I know that it's by design. But then your special bridge setup doesn't work anymore with NetworkManager, no?
I thought this is why you need this hack.

2. Please do not blame NetworkManager for what is also a networkd bug.

Another straw man.
I didn't blame NetworkManager for anything.

systemd/systemd#27791 systemd considered the lack of networkd teardown prior to switchroot to be a bug. They applied this fix 3 weeks ago. The previous behavior sounds quite nasty where a race condition is possible. Rootfs networkd could fail to start.

However, note that networkd doesn't tear down interfaces when it's stopped, by design.

So we are talking about two things here, stopping a service and tearing down interfaces.
The bug you cite is about stopping the networkd service.

I also ask that you please do not expect users to switch their rootfs to networkd.

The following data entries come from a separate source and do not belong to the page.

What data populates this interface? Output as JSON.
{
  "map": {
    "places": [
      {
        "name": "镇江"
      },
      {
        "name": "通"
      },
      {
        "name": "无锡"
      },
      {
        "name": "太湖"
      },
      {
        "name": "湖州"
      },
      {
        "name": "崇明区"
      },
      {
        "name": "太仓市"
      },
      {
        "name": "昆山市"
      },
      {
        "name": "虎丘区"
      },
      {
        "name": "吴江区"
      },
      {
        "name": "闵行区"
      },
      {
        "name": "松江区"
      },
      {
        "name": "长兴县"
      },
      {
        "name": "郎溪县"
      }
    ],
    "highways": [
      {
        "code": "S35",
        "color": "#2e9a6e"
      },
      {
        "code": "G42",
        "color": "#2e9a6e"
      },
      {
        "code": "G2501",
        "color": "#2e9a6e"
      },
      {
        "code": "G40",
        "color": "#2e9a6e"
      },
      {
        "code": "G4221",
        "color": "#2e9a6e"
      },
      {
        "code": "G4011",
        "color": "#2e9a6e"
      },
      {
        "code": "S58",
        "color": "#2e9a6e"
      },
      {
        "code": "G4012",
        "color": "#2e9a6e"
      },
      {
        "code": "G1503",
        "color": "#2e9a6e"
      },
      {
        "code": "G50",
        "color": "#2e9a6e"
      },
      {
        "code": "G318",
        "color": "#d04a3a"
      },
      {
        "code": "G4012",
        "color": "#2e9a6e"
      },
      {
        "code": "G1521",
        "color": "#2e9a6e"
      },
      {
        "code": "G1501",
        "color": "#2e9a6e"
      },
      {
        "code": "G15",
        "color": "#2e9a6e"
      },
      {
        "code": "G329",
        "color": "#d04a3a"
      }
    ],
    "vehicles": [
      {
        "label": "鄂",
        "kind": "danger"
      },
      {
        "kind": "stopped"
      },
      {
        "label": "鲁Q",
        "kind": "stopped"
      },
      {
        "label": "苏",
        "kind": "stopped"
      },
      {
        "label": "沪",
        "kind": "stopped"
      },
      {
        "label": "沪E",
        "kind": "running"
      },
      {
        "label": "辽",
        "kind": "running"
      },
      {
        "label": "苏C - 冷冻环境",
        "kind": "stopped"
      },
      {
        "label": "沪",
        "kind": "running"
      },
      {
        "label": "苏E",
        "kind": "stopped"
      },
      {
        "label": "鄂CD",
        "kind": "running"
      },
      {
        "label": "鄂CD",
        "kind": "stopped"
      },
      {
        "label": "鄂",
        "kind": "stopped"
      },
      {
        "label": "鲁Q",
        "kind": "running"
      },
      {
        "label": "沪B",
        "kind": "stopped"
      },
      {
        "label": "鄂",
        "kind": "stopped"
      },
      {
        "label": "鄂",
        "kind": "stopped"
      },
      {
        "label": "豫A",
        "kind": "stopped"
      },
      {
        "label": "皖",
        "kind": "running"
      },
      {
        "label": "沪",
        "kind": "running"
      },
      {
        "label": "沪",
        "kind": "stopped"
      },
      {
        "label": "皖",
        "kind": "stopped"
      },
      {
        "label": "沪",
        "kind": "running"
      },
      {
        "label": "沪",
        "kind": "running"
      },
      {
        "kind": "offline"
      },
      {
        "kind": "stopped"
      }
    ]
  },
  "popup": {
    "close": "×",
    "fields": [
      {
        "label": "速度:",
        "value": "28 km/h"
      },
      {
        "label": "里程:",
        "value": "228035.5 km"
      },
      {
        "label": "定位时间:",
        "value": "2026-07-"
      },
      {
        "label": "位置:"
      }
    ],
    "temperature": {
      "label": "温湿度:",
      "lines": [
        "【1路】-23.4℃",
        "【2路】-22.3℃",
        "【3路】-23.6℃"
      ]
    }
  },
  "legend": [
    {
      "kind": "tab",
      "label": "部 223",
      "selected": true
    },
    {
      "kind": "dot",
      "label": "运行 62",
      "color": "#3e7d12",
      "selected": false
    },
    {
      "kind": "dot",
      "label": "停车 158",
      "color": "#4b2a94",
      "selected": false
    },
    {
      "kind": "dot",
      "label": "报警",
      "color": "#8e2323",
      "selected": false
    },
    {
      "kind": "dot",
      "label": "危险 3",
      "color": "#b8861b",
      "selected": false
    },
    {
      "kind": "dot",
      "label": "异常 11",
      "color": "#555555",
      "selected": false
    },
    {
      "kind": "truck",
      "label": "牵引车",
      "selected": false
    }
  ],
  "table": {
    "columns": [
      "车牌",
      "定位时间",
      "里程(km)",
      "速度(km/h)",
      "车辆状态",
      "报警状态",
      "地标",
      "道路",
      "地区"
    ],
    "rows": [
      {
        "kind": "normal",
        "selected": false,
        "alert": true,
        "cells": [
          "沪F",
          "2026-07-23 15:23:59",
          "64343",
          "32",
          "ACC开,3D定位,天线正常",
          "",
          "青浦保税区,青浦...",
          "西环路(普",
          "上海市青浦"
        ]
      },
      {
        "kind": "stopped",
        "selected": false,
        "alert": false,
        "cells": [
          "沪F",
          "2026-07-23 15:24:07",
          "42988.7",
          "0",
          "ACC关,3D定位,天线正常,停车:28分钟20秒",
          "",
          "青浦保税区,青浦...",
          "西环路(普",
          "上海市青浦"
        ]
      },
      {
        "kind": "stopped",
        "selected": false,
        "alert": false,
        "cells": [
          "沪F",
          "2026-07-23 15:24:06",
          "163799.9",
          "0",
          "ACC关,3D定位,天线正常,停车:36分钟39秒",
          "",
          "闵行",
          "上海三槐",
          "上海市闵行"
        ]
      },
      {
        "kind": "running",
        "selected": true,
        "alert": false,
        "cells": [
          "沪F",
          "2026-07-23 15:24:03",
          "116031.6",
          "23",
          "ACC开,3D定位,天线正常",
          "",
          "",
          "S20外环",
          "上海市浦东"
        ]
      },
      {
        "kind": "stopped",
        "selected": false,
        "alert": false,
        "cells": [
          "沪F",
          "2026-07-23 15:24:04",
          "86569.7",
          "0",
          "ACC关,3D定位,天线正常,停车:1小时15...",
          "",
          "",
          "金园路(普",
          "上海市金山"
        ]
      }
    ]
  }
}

Building straw men seems to be your thing,
which of course doesn't help your case.
I don't expect users to switch to networkd.
In my comments to #68 I clearly elaborate on how dracut-sshd is network agnostic and how it's totally fine to use NetworkManager.

Apparently you aren't interested in an honest discussion.

Your attitude is expecting [..]

Please continue to mansplain my attitude to me.
This really helps.

---

I can't stop you from forking for irrelevant reasons.
As long as you honor the license it's fine.
I might even merge some changes back, if there are any useful ones.
However, it sounds like a big waste of time, on your side.

As you see from my current README, especially the Related Work Section I don't have a problem linking to alternate approaches and alternatives.
That means, sure, if you publish an addon package, just let me know and I'll link to it.

However, your addon would only be of interest to a minority of NetworkManager users,
as dracut-sshd already works fine with NetworkManager, in general, today.